How AI Runs a Crude Terminal
A field report from Cadiz, Ohio.
The morning nobody opens a spreadsheet
The day starts with a briefing nobody wrote. Overnight loads, railcar movements, crew punches, and camera events are already compiled, cross-checked, and waiting. The operations manager sees the state of the terminal before the first truck pulls in — without touching a single spreadsheet, inbox, or radio.
That is not a feature. That is the baseline. Every morning that requires manual assembly is a morning where something can be missed, misread, or stale by the time it reaches the desk.
A ticket that writes itself
When a truck finishes offloading, the ticket already exists — captured at the rack, confirmed by the loader, reviewed by a manager, all digitally. The pump data, the gravity reading, the car number: already recorded, already cross-checked, already in the log.
Paper tickets introduce a lag between what happened and what the books say happened. Digital capture at the rack closes that gap to zero. The terminal grew revenue 4.9x in its first full AI-assisted year. Accurate data, captured immediately, is a meaningful part of how.
The watchman that never blinks
Overfill-guard logic, camera OCR on the spur, and network health checks run continuously. The interesting part is not the alerts that fire — it is the ones that no longer need to.

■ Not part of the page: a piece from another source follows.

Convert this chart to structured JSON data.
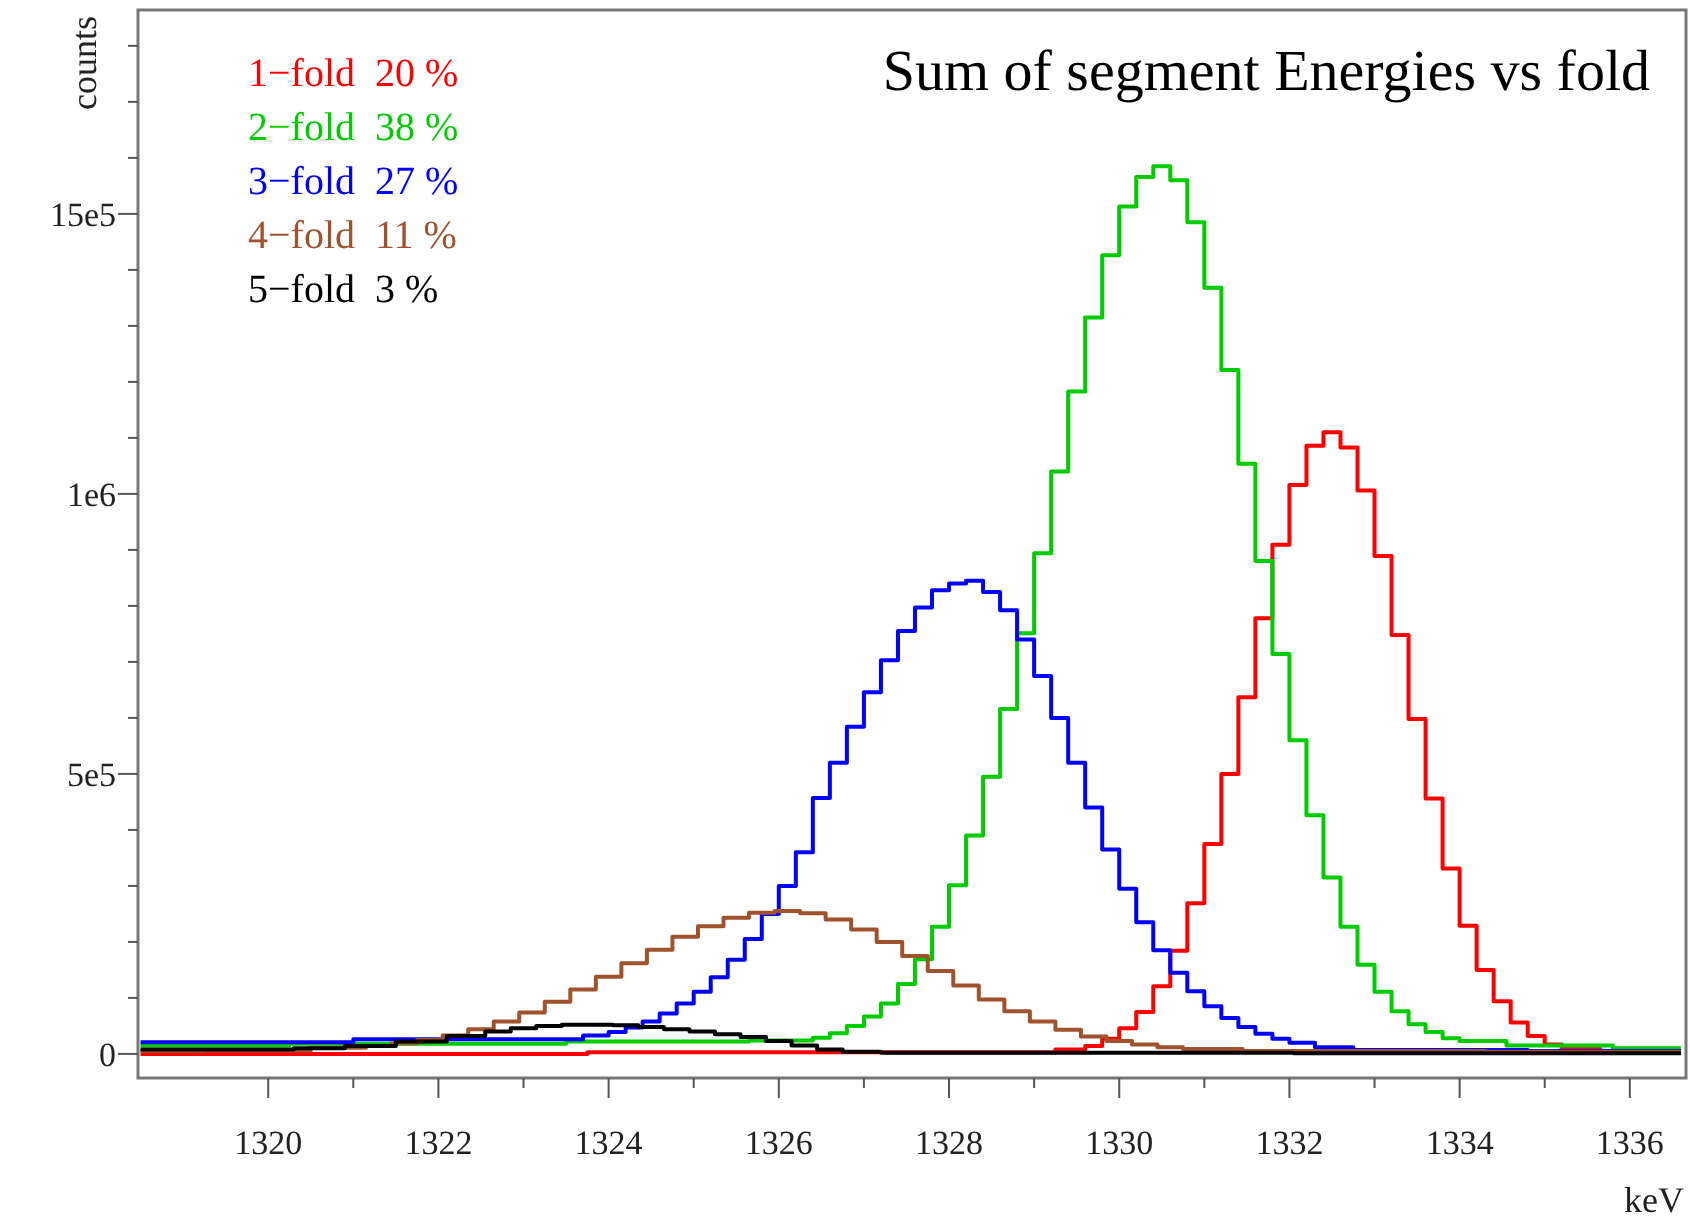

Every near-miss that used to require a loader to notice something, catch something, or remember to check something is now watched by an agent that does not have a shift change, a distraction, or a bad day. The crew does not carry less responsibility. They carry better tools.
What this means for midstream
The terminal of the next decade is small-crew, high-throughput, and software-defined. We are running one today.
Revenue per labor-hour improved +64% in the same year the terminal added two new pump skids and expanded throughput. The math works because the overhead did not scale with the volume. The agents absorbed it.
Other terminals are one AI stack away from the same trajectory. The playbook exists. It is running in Ohio.